In short, the trial court properly exercised its discretion in determining that the least restrictive, most appropriate placement for the conservatee would be in her former home at the Residence, as appropriately modified.

DISPOSITION

The order is affirmed. Respondents to recover costs on appeal.

IKOLA, J. and THOMPSON, J., concurs.

FootNotes


1. To avoid confusion, we will refer to the members of the family by their first names; we intend no disrespect.
2. The trial court relied on and quoted the trust language in the statement of decision. The trust document is not in the appellate record. No one challenges the trial court's ruling on this basis.
3. "All parties agree that Sally Cicerone, as conservator and no other party, shall fix [the conservatee]'s residence pursuant to order of the court. [The conservatee] shall not be moved from her current placement without prior court approval. Prior to the court's fixing of [the conservatee's] residence, a hearing will be held to determine how the matter will be decided.

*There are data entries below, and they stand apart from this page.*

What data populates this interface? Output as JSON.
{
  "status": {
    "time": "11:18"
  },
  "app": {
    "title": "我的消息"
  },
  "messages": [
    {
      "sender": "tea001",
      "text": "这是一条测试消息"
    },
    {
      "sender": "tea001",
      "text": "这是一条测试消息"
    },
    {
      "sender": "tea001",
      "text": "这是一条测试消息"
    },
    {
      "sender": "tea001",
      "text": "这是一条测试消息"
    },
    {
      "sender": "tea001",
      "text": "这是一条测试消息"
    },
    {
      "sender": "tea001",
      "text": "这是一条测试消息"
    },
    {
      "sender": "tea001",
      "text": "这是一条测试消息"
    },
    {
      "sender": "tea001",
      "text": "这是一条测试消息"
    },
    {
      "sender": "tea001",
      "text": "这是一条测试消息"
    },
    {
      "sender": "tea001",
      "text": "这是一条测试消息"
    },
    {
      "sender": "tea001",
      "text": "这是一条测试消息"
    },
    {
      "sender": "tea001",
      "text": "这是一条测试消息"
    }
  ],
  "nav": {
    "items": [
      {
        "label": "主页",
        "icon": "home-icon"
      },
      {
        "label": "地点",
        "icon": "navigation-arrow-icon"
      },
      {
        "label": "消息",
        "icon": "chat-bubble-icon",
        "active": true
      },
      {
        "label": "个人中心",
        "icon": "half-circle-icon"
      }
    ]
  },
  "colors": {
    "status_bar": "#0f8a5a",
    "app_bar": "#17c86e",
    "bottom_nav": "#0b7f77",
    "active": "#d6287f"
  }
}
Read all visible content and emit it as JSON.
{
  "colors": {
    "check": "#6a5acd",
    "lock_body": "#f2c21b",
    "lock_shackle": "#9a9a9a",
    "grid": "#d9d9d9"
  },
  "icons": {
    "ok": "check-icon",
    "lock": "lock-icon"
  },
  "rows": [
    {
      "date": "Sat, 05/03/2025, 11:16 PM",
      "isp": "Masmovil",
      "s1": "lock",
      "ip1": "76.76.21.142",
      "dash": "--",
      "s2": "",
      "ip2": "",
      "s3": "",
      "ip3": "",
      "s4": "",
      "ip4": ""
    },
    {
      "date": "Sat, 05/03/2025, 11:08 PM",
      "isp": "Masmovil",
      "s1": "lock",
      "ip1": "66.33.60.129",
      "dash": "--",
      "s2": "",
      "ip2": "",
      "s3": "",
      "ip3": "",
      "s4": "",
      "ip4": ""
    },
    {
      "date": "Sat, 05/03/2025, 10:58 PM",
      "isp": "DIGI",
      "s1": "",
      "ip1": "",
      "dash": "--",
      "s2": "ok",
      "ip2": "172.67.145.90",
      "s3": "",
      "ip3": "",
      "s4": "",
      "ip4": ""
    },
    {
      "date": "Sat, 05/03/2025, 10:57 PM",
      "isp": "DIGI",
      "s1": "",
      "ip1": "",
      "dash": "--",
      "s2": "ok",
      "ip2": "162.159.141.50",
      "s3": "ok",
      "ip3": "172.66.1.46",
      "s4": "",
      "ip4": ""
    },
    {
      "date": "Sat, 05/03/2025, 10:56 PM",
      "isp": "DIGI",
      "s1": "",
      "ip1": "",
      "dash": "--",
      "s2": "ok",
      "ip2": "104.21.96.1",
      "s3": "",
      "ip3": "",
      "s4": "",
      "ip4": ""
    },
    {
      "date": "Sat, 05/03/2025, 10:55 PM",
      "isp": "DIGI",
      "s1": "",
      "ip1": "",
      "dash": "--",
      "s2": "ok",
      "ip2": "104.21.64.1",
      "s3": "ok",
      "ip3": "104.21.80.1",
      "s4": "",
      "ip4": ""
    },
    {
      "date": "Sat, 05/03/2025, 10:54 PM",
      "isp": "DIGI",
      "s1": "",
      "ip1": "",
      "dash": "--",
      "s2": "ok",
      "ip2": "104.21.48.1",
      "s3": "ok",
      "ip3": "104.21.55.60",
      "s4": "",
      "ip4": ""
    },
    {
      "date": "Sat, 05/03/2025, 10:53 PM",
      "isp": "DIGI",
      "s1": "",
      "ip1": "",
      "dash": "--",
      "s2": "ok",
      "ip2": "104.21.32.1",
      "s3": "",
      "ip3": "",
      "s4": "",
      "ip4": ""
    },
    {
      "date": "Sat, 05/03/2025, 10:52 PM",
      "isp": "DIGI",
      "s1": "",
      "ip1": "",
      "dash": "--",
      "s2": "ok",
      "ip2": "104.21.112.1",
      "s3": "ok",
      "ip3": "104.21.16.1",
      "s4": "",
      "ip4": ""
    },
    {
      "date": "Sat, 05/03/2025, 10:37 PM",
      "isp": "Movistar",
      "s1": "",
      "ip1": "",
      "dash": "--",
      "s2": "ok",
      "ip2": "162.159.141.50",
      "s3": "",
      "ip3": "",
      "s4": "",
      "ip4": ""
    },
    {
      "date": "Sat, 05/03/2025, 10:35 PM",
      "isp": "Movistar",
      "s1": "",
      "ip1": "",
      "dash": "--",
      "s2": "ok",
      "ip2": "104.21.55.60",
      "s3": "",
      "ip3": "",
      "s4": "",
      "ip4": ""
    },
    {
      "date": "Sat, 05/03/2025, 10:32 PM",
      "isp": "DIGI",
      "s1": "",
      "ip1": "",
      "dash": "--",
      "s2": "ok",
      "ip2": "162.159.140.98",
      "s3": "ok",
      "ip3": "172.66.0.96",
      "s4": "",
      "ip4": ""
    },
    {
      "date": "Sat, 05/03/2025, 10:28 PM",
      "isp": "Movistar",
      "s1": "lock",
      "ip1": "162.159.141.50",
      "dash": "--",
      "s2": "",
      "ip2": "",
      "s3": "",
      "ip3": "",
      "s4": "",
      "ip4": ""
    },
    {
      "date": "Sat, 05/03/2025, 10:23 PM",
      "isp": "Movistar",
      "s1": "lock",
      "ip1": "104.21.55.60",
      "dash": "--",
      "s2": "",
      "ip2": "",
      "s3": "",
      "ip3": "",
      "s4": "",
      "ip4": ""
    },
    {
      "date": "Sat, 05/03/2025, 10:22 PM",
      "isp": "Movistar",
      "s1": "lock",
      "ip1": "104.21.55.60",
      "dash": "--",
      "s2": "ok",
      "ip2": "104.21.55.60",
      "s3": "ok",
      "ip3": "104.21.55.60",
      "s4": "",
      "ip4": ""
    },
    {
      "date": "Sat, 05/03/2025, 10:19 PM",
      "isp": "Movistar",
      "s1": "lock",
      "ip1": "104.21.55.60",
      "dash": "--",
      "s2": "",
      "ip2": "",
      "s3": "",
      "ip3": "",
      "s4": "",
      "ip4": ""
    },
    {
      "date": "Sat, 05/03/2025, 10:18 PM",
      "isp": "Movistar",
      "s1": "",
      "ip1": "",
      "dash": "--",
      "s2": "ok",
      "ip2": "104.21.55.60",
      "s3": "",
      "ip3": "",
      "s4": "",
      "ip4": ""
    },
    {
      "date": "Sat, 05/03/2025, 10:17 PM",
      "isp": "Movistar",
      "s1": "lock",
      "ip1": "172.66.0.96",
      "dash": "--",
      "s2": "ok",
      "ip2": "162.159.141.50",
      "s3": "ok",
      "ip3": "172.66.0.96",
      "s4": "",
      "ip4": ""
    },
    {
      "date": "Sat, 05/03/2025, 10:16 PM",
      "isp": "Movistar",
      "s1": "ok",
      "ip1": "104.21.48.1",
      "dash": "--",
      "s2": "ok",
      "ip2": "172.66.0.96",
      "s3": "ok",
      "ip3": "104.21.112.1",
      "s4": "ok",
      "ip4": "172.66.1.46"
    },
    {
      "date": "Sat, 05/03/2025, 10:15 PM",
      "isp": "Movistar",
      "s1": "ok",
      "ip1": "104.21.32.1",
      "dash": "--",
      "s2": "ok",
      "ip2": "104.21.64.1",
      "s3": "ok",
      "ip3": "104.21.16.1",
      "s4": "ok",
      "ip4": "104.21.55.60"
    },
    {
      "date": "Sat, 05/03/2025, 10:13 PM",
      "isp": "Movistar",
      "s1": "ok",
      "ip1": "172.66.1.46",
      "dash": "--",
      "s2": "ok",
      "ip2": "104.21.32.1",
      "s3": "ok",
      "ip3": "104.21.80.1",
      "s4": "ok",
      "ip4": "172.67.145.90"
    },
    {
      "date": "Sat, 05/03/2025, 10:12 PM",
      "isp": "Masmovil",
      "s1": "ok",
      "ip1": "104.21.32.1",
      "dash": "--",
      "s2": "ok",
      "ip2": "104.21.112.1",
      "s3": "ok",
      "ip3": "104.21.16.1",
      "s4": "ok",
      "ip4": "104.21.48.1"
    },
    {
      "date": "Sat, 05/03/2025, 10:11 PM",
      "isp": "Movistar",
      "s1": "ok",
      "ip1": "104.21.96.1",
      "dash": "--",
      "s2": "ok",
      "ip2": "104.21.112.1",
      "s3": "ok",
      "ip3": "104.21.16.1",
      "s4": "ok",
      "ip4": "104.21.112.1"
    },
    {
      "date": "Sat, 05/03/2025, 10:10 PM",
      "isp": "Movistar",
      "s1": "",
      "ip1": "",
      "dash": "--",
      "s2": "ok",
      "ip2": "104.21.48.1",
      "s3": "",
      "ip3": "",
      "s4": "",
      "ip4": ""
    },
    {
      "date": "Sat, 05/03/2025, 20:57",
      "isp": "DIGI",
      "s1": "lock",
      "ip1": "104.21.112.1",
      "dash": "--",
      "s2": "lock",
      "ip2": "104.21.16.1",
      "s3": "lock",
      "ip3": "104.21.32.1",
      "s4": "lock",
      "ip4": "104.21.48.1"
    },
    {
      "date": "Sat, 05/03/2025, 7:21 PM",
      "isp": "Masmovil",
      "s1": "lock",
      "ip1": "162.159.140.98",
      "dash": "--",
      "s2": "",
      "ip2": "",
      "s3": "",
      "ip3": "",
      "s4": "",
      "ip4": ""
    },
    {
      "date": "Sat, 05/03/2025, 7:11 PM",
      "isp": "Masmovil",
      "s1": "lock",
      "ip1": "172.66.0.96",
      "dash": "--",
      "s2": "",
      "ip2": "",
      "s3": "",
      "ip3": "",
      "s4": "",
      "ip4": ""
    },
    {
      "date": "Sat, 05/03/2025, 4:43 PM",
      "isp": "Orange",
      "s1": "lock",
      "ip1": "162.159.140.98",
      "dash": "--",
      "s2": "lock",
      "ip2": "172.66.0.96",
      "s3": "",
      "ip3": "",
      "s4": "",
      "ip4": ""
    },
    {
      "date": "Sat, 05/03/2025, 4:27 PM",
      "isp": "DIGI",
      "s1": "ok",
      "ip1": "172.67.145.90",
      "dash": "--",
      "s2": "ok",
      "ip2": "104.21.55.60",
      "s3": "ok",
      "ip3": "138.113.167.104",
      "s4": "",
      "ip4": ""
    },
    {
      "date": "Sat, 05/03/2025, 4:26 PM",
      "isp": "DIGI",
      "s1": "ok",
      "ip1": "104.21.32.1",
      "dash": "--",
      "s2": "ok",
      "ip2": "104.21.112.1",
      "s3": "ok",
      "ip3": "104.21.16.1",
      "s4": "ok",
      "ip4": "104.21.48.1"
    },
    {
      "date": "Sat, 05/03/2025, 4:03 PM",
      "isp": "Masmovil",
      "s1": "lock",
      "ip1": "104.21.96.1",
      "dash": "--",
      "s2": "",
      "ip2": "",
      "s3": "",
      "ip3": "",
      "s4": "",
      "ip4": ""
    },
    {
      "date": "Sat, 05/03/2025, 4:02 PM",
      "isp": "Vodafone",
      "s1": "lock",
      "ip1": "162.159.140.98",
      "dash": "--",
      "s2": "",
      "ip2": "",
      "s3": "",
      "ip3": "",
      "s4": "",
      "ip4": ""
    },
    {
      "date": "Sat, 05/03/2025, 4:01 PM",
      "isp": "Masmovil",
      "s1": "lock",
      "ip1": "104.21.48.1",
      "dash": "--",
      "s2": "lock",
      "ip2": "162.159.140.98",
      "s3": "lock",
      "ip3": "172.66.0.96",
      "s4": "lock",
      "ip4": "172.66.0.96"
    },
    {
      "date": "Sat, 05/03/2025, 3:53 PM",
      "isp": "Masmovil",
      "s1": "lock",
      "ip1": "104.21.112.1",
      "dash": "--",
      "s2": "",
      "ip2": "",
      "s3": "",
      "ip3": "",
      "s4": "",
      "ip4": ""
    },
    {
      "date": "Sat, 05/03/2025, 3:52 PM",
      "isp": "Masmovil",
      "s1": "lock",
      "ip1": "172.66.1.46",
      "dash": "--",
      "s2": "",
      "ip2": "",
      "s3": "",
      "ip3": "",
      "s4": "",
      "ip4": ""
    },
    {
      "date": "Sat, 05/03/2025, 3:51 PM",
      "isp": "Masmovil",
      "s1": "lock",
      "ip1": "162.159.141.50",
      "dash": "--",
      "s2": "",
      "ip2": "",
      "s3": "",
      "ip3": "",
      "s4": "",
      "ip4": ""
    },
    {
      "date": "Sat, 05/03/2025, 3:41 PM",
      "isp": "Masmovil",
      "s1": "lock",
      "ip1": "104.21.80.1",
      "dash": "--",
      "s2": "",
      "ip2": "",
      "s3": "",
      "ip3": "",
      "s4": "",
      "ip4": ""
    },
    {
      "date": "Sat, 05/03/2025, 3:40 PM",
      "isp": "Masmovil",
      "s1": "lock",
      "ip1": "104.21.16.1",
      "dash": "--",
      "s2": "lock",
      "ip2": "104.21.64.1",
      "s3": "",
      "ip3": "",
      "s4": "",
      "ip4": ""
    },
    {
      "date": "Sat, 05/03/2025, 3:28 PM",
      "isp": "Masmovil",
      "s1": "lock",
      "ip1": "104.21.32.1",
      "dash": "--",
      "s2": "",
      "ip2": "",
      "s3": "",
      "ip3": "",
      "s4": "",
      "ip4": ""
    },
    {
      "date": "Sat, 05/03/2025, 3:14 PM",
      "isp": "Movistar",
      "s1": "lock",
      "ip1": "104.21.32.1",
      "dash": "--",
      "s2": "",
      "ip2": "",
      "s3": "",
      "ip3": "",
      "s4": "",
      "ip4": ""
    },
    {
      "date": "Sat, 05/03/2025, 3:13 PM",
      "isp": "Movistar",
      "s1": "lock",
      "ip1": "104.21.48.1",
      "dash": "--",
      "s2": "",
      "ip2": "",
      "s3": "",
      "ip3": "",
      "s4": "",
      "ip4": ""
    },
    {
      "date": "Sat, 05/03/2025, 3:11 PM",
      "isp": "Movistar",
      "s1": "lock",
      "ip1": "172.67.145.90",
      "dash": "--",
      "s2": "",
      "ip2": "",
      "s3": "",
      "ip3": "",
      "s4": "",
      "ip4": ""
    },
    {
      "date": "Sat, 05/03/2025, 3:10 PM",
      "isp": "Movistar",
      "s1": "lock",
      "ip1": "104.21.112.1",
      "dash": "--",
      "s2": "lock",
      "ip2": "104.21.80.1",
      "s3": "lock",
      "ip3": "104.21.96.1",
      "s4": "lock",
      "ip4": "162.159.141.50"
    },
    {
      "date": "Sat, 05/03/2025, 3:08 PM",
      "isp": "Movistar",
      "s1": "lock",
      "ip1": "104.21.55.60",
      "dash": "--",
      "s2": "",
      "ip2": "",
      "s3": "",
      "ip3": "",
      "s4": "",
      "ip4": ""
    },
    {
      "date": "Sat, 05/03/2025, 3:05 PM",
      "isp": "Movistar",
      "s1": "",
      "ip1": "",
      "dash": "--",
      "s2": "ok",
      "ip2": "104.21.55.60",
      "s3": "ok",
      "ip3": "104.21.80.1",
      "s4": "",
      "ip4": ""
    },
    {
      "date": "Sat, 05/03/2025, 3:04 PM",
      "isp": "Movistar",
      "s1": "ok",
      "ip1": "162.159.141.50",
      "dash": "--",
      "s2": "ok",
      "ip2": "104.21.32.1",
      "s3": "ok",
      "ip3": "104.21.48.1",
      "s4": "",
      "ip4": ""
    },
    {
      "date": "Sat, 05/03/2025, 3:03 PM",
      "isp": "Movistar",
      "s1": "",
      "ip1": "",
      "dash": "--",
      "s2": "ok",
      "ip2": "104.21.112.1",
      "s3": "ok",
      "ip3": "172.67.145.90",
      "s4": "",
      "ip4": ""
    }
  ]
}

The parties, the conservator, the guardian ad litem and all counsel shall be afforded the opportunity to offer argument concerning how the court will arrive at its decision whether it be by submission to the court on existing documents, a limited evidentiary hearing, oral argument or other, however, the court shall make the final determination."
4. Appellants argue that the proper standard of review is de novo because the trial court was being asked to "apply statutory language to a given factual context." The cases cited by appellants address the issue of de novo review of a trial court's determination that a party is entitled by statute to an award of attorney fees, with the amount of the fees awarded being reviewed for abuse of discretion. (See Connerly v. State Personnel Bd. (2006) 37 Cal.4th 1169, 1175; Morgan v. Imperial Irrigation Dist. (2014) 223 Cal.App.4th 892, 929.)